How is 2-way matching different from 3-way matching?
3-way matching considers a third document (usually a receipt or packing slip). This verifies that your goods were actually received. This skips the need for receipt verification.
What happens when there is a mismatch in PO matching?
The automated system will flag the invoice and label it as a system “exception.” This puts it on hold, and no payment is rendered. It is then routed for further inspection to resolve the discrepancy.
What are the limitations of 2-way matching?
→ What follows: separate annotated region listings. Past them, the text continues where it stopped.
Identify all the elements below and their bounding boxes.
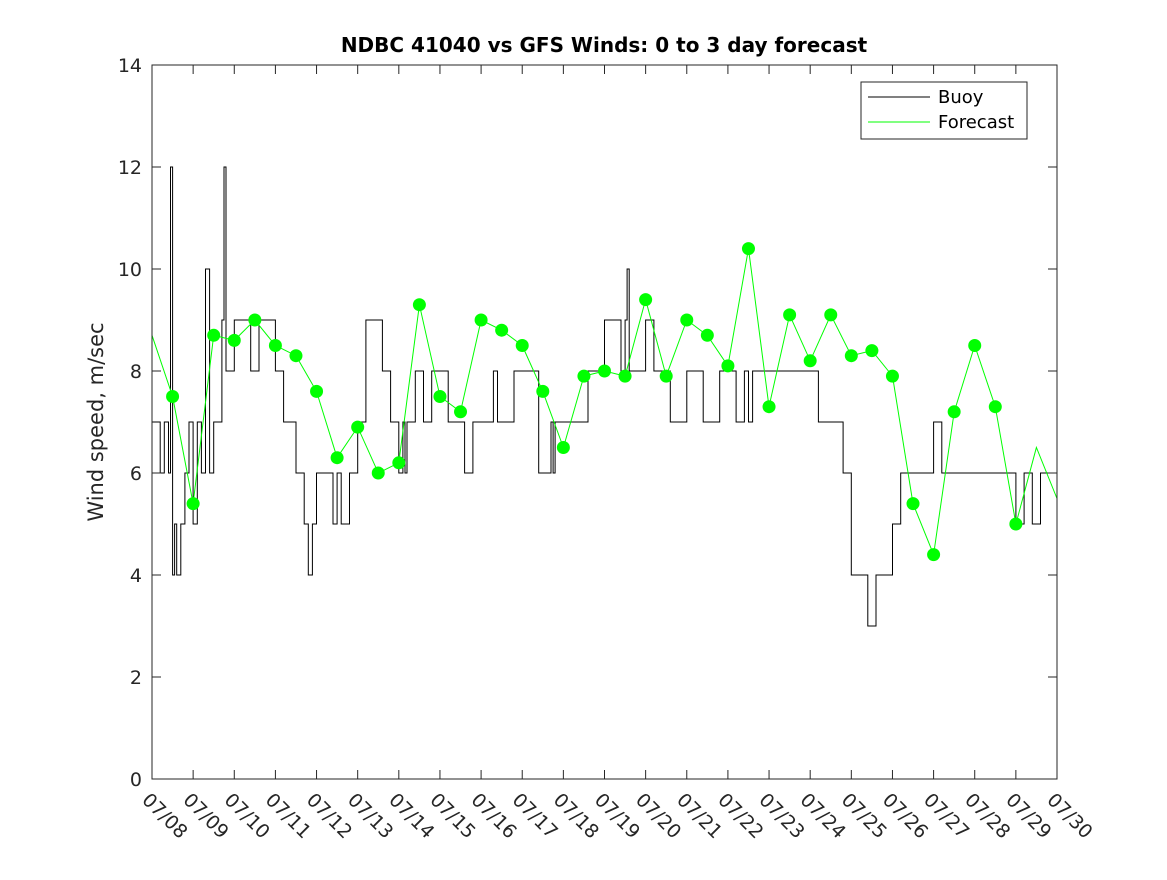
forecast-point <box>310 384 324 398</box>
x-tick-label: 07/10 <box>220 789 274 843</box>
forecast-point <box>495 323 509 337</box>
forecast-point <box>906 497 920 511</box>
y-tick-label: 12 <box>118 157 142 179</box>
forecast-point <box>741 242 755 256</box>
forecast-point <box>721 359 735 373</box>
forecast-point <box>412 298 426 312</box>
y-tick-label: 0 <box>130 769 142 791</box>
x-tick-label: 07/08 <box>137 789 191 843</box>
x-tick-label: 07/28 <box>960 789 1014 843</box>
series-layer <box>151 166 1058 627</box>
forecast-point <box>618 369 632 383</box>
forecast-point <box>330 451 344 465</box>
x-tick-label: 07/14 <box>384 789 438 843</box>
forecast-point <box>227 333 241 347</box>
forecast-point <box>371 466 385 480</box>
x-tick-label: 07/30 <box>1042 789 1096 843</box>
chart-title: NDBC 41040 vs GFS Winds: 0 to 3 day fore… <box>341 33 868 57</box>
x-tick-label: 07/25 <box>837 789 891 843</box>
axis-layer: 0246810121407/0807/0907/1007/1107/1207/1… <box>118 55 1097 843</box>
x-tick-label: 07/16 <box>467 789 521 843</box>
x-tick-label: 07/13 <box>343 789 397 843</box>
y-axis-label: Wind speed, m/sec <box>84 322 108 521</box>
legend-forecast-label: Forecast <box>938 112 1014 133</box>
forecast-point <box>762 400 776 414</box>
legend-box <box>860 81 1028 140</box>
x-tick-label: 07/20 <box>631 789 685 843</box>
forecast-point <box>268 339 282 352</box>
y-tick-label: 4 <box>130 565 142 587</box>
forecast-point <box>207 328 221 342</box>
x-tick-label: 07/12 <box>302 789 356 843</box>
forecast-point <box>885 369 899 383</box>
legend: Buoy Forecast <box>860 81 1028 140</box>
x-tick-label: 07/21 <box>672 789 726 843</box>
forecast-point <box>166 390 180 403</box>
forecast-point <box>865 344 879 358</box>
y-tick-label: 14 <box>118 55 142 77</box>
forecast-point <box>454 405 468 419</box>
buoy-series-line <box>152 166 1057 627</box>
forecast-point <box>598 364 611 378</box>
x-tick-label: 07/17 <box>508 789 562 843</box>
forecast-point <box>680 313 694 327</box>
forecast-point <box>1009 517 1023 531</box>
y-tick-label: 2 <box>130 667 142 689</box>
x-tick-label: 07/09 <box>179 789 233 843</box>
forecast-point <box>824 308 838 322</box>
x-tick-label: 07/11 <box>261 789 315 843</box>
x-tick-label: 07/26 <box>878 789 932 843</box>
x-tick-label: 07/24 <box>796 789 850 843</box>
forecast-point <box>927 548 941 562</box>
forecast-point <box>186 497 200 511</box>
y-tick-label: 8 <box>130 361 142 383</box>
forecast-point <box>433 390 447 403</box>
forecast-point <box>474 313 488 327</box>
legend-buoy-label: Buoy <box>938 87 984 108</box>
forecast-point <box>248 313 262 327</box>
forecast-point <box>392 456 406 470</box>
forecast-point <box>351 420 365 434</box>
x-tick-label: 07/23 <box>755 789 809 843</box>
x-tick-label: 07/29 <box>1001 789 1055 843</box>
x-tick-label: 07/18 <box>549 789 603 843</box>
forecast-point <box>988 400 1002 414</box>
forecast-point <box>659 369 673 383</box>
forecast-point <box>556 441 570 454</box>
forecast-point <box>844 349 858 363</box>
forecast-point <box>515 339 529 352</box>
forecast-point <box>700 328 714 342</box>
forecast-point <box>289 349 303 363</box>
forecast-series-line <box>151 248 1058 557</box>
forecast-point <box>536 384 550 398</box>
x-tick-label: 07/22 <box>713 789 767 843</box>
x-tick-label: 07/19 <box>590 789 644 843</box>
forecast-point <box>947 405 961 419</box>
forecast-point <box>968 339 982 352</box>
x-tick-label: 07/27 <box>919 789 973 843</box>
x-tick-label: 07/15 <box>425 789 479 843</box>
y-tick-label: 6 <box>130 463 142 485</box>
forecast-point <box>639 293 653 307</box>
forecast-point <box>577 369 591 383</box>
y-tick-label: 10 <box>118 259 142 281</box>
forecast-point <box>803 354 817 368</box>
forecast-point <box>783 308 797 322</box>
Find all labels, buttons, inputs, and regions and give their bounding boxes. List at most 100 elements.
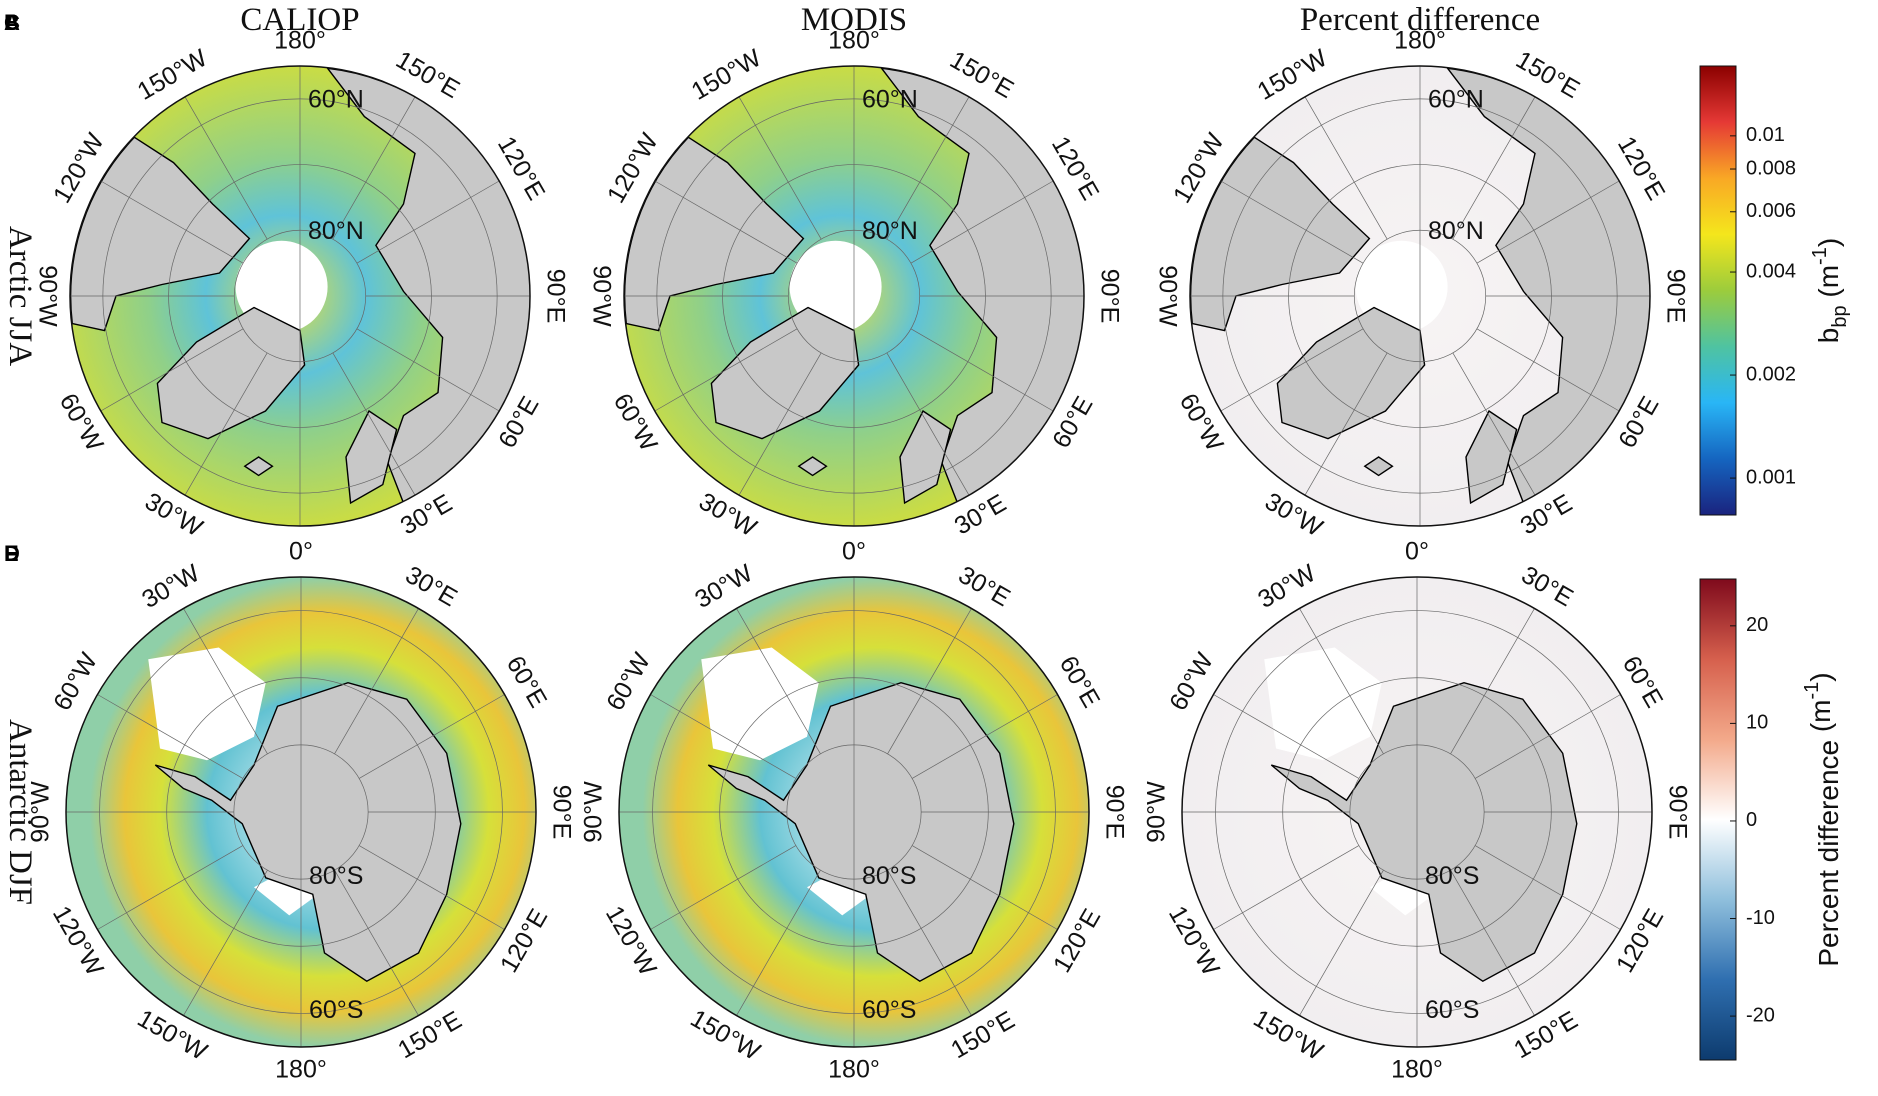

2-way will not confirm if you received any goods or services. This makes it less secure for complex transactions or one-time purchases (compared to 3-way or 4-way matching).
Can 2-way matching prevent duplicate payments?
Yes. By validating the invoice number, PO, and amount, the system can identify and block duplicate or already-paid invoices.
How does automation improve 2-Way matching?
Automated systems, like Yooz, employ tools like OCR and AI to extract invoice data, apply tolerance rules, route exceptions, and maintain approval logs. This can greatly reduce cycle time and eliminate manual errors.
How does 2-Way matching impact cash flow?
This type of internal AP check improves payment accuracy, shortens invoice cycle time, prevents overpayments, and provides real-time visibility into liabilities for better working capital planning.